Since then, the quagga has been a primary interest to scientists for de-extinction. A group called the Quagga Project has been working to reintroduce the quagga to South Africa, via selective breeding, where scientists attempt to isolate the dormant genes still present in the zebra, and reintroduce them into successive offspring. The project is already underway, and appears to be working. According to Eric Harley, the project's leader, "We have over the course of 4, 5 generations seen a progressive reduction in striping, and lately an increase in the brown background color showing that our original idea was … correct."

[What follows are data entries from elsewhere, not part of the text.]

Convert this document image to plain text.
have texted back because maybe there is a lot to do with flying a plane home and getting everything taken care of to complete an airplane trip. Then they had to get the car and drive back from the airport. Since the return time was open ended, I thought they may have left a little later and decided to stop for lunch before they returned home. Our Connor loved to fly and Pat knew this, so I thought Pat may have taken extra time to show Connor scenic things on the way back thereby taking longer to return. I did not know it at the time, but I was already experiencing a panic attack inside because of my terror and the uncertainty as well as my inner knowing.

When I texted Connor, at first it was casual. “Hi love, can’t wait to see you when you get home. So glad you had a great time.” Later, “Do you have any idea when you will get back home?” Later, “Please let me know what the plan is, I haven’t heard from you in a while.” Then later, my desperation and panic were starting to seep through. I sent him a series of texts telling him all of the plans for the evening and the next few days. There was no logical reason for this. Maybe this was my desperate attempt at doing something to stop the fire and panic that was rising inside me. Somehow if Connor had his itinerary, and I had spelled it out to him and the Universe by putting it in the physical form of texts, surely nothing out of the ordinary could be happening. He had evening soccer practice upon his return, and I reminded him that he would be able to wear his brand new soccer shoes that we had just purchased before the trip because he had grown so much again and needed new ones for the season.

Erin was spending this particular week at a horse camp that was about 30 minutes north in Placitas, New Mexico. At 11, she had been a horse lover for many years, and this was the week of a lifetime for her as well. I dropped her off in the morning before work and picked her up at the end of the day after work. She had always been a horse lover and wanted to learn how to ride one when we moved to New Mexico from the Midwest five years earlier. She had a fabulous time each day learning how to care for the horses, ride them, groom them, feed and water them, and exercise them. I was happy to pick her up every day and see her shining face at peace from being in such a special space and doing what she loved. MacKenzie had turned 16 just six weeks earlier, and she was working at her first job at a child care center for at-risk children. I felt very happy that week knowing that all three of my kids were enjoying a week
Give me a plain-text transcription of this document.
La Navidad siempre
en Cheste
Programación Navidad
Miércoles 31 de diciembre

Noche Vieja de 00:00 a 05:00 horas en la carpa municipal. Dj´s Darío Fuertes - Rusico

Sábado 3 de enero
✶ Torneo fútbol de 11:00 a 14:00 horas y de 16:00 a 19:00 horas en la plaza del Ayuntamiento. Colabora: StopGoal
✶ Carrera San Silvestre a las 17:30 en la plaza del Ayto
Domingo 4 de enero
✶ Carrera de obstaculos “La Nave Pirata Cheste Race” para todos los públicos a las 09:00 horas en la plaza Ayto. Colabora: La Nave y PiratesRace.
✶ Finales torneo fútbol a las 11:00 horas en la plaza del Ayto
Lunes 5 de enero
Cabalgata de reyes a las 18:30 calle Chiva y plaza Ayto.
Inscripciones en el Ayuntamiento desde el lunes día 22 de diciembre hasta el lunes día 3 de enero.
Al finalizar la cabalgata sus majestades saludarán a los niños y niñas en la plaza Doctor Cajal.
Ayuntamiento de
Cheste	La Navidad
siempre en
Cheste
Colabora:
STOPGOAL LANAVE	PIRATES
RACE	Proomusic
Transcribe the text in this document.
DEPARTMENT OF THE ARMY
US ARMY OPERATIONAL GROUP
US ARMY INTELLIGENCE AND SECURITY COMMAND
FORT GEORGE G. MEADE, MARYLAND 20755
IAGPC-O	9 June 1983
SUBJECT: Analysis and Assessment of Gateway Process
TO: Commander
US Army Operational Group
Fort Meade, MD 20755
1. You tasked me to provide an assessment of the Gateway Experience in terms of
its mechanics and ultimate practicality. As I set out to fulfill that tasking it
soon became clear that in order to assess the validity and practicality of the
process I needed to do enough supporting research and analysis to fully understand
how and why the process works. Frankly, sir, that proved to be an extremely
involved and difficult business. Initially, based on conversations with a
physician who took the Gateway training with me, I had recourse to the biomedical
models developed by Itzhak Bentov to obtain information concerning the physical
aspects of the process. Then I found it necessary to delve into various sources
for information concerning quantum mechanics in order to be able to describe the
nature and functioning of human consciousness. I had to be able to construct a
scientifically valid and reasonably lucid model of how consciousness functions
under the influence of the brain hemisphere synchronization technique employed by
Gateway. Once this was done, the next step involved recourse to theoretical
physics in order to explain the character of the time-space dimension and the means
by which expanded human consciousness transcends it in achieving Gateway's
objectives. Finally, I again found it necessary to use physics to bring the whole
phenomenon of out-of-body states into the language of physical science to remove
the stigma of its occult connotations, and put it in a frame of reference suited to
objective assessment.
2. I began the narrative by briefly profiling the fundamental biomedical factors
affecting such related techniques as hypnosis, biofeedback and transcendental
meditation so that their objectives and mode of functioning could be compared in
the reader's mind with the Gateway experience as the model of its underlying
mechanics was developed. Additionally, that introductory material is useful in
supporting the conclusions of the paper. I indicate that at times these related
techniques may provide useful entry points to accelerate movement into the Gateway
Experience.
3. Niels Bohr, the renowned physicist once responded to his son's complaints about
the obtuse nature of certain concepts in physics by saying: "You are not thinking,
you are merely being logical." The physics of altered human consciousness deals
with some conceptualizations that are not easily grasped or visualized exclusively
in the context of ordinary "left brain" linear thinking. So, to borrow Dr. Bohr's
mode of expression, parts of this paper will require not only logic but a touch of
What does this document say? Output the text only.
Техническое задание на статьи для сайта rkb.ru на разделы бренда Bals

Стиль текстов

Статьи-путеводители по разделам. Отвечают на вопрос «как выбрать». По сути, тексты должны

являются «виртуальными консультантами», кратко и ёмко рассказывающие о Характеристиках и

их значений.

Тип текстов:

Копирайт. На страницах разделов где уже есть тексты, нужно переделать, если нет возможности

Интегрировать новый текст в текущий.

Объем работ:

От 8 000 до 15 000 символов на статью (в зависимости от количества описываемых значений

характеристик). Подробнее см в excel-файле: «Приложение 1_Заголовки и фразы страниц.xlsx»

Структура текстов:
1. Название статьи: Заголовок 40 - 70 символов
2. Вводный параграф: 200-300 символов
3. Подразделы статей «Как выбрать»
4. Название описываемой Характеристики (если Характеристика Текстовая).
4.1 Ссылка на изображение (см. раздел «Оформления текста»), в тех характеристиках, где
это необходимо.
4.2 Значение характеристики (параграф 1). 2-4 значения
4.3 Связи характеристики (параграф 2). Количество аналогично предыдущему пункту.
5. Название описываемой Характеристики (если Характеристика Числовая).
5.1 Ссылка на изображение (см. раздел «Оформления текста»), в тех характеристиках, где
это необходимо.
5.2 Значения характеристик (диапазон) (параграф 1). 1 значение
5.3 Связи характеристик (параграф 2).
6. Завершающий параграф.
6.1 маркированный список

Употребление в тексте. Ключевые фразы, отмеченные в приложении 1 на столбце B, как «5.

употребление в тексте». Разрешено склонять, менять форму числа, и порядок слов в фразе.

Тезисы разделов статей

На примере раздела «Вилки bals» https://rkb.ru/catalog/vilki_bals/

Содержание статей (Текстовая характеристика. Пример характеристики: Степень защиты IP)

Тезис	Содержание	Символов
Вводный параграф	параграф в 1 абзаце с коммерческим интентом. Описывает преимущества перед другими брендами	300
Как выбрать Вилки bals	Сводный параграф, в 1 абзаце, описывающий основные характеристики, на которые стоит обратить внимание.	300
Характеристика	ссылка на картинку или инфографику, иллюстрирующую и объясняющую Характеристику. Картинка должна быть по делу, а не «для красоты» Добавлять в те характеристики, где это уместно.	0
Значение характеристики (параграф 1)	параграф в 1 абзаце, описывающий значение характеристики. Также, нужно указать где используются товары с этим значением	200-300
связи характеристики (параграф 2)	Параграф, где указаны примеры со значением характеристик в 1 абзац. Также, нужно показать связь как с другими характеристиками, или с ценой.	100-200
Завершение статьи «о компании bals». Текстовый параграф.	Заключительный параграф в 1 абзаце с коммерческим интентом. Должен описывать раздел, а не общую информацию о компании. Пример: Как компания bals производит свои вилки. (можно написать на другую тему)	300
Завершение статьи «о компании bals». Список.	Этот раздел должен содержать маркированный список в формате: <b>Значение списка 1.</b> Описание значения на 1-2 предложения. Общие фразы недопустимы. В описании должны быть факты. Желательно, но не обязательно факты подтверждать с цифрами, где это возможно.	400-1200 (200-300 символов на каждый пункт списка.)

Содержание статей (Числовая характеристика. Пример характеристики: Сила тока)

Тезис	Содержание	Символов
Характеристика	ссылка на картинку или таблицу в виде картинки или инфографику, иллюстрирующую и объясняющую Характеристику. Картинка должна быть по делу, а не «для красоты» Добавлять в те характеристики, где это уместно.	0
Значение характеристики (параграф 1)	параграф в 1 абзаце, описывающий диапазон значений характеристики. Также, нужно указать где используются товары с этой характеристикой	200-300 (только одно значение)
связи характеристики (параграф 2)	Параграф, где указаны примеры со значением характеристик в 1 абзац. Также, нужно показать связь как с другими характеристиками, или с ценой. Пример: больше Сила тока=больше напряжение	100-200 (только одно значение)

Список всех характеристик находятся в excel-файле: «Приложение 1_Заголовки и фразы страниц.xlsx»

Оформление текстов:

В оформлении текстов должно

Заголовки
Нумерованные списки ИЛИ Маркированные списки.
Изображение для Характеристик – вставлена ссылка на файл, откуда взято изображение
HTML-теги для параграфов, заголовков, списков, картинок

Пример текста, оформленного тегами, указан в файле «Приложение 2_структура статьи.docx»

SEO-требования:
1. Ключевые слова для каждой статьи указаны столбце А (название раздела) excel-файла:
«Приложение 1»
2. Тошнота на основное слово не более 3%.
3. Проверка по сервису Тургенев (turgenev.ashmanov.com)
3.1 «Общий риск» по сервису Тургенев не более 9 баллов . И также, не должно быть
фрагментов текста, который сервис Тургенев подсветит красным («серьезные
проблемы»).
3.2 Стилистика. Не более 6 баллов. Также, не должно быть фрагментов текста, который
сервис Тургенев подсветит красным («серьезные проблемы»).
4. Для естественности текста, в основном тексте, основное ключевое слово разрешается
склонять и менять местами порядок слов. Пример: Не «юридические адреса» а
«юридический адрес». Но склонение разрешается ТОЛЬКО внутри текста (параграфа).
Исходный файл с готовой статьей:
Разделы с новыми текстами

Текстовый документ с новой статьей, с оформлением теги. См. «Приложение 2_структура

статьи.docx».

While the newly-introduced animals aren't 100% quagga, they're showing some of the characteristics unique to the animal. They have named the new animals, "Rau Quaggas," after one of the project's originators. In January of 2016, six Rau Quaggas exist, leaving a goal of 50 still a ways off. Once they have enough of the Rau Quaggas to fill a herd, they'll be reintroduced into an animal reserve, and the quagga will once again roam the plains of South Africa.